In certain respects, however, Sesotho is more conservative than other Sotho–Tswana languages. For example, the language still retains the difference in pronunciation between /ɬ/, /t͡ɬʰ/, and /tʰ/.[3] Many other Sotho–Tswana languages have lost the fricative /ɬ/, and some Northern-Sotho languages, possibly influenced by Tshivenda, have also lost the lateral affricate and pronounce all three historical consonants as /tʰ/ (they have also lost the distinction between /t͡ɬ/ and /t/ — thus, for example, speakers of the Northern Sotho language commonly called Setlokwa call their language "Setokwa").[4]

The existence of (lightly) ejective consonants (all unvoiced unaspirated stops) is very strange for a Bantu language and is thought to be due to Khoisan influence. These consonants occur in the Sotho–Tswana and Nguni languages (being over four times more common in Southern Africa than anywhere else in the world), and the ejective quality is strongest in isiXhosa, which has been greatly influenced by Khoisan phonology.

As with most other Bantu languages, almost all palatal and postalveolar consonants are due to some form of palatalization or other related phenomena which result from a (usually palatal) approximant or vowel being "absorbed" into another consonant (with a possible subsequent nasalization).

The Southern Bantu languages have lost the Bantu distinction between long and short vowels.
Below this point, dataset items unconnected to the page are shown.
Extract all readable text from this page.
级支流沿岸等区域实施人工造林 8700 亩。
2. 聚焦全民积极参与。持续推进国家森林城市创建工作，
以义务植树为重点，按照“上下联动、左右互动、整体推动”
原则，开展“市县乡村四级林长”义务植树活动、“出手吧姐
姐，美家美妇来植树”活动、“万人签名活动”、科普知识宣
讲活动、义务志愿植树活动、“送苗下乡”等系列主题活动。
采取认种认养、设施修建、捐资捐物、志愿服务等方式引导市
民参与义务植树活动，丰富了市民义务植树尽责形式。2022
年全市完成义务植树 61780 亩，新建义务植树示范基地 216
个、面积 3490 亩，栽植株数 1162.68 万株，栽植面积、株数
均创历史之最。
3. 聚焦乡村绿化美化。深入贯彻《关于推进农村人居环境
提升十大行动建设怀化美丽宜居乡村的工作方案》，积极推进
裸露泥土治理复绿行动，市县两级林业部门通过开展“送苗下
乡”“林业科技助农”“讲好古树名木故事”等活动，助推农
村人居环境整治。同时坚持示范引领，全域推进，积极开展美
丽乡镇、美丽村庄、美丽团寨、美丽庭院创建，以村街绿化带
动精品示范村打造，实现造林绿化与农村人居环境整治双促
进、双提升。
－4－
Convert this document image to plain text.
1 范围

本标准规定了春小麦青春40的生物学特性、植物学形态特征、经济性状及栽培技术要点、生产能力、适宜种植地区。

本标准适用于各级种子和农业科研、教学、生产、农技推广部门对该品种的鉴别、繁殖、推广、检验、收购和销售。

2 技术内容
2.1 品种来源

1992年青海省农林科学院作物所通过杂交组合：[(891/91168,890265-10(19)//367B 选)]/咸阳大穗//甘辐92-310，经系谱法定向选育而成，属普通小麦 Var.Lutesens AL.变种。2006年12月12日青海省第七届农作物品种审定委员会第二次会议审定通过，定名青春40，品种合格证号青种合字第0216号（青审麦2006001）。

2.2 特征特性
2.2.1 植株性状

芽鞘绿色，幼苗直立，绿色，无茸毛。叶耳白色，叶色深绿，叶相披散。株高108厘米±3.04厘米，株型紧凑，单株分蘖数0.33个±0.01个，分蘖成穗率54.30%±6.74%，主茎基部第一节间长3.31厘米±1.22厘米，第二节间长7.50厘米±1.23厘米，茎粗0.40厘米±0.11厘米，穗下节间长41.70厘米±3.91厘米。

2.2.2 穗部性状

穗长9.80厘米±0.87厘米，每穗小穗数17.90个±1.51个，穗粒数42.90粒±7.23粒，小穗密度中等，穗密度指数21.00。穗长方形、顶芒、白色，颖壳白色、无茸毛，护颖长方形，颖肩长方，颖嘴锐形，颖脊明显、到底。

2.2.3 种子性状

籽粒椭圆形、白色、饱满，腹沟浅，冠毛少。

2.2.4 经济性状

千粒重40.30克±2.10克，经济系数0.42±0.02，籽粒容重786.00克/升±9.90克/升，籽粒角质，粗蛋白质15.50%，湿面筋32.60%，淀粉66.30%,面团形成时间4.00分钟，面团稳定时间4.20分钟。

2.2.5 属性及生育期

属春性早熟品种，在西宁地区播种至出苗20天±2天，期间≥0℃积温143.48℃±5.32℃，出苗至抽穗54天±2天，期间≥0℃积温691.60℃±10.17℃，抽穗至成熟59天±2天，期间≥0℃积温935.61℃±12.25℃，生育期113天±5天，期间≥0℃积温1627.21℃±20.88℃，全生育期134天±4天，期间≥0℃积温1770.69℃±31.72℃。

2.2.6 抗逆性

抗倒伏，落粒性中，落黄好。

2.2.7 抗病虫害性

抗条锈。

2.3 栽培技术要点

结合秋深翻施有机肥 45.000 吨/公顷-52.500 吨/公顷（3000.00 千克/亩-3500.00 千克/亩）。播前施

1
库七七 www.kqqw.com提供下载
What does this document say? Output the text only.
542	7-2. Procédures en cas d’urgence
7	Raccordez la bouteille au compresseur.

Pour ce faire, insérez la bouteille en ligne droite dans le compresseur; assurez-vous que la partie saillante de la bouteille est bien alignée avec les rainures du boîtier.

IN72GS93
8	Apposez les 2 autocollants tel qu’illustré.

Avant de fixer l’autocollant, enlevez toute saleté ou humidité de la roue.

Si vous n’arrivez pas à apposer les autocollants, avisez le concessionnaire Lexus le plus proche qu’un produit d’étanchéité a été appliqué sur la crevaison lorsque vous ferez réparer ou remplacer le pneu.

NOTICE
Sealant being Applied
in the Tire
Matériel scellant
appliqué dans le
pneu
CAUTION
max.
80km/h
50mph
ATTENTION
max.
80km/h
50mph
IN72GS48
In Sesotho the long vowels have simply been shortened without any other effects on the syllables; while sequences of two dissimilar vowels have usually resulted in the first vowel being "absorbed" into the preceding consonant, and causing changes such as labialization and palatalization.

As with most Southern African Bantu languages, the "composite" or "secondary" vowels *e and *o have become /ɛ/ and /e/, and /ɔ/ and /o/. These usually behave as two phonemes (conditioned by vowel harmony), although there are enough exceptions to justify the claim that they have become four separate phonemes in the Sotho–Tswana languages.

Additionally, the first-degree (or "superclose", "heavy") and second-degree vowels have not merged as in many other Bantu languages, resulting in a total of 9 phonemic vowels.

Uniquely among the Sotho–Tswana languages, Sesotho has adopted a click sound that is pronounced with three accompaniments (tenuis, aspirated, and nasalized). It most probably came with loanwords from the Khoisan and Nguni languages, though it also exists in various words which don't exist in these languages and in various ideophones.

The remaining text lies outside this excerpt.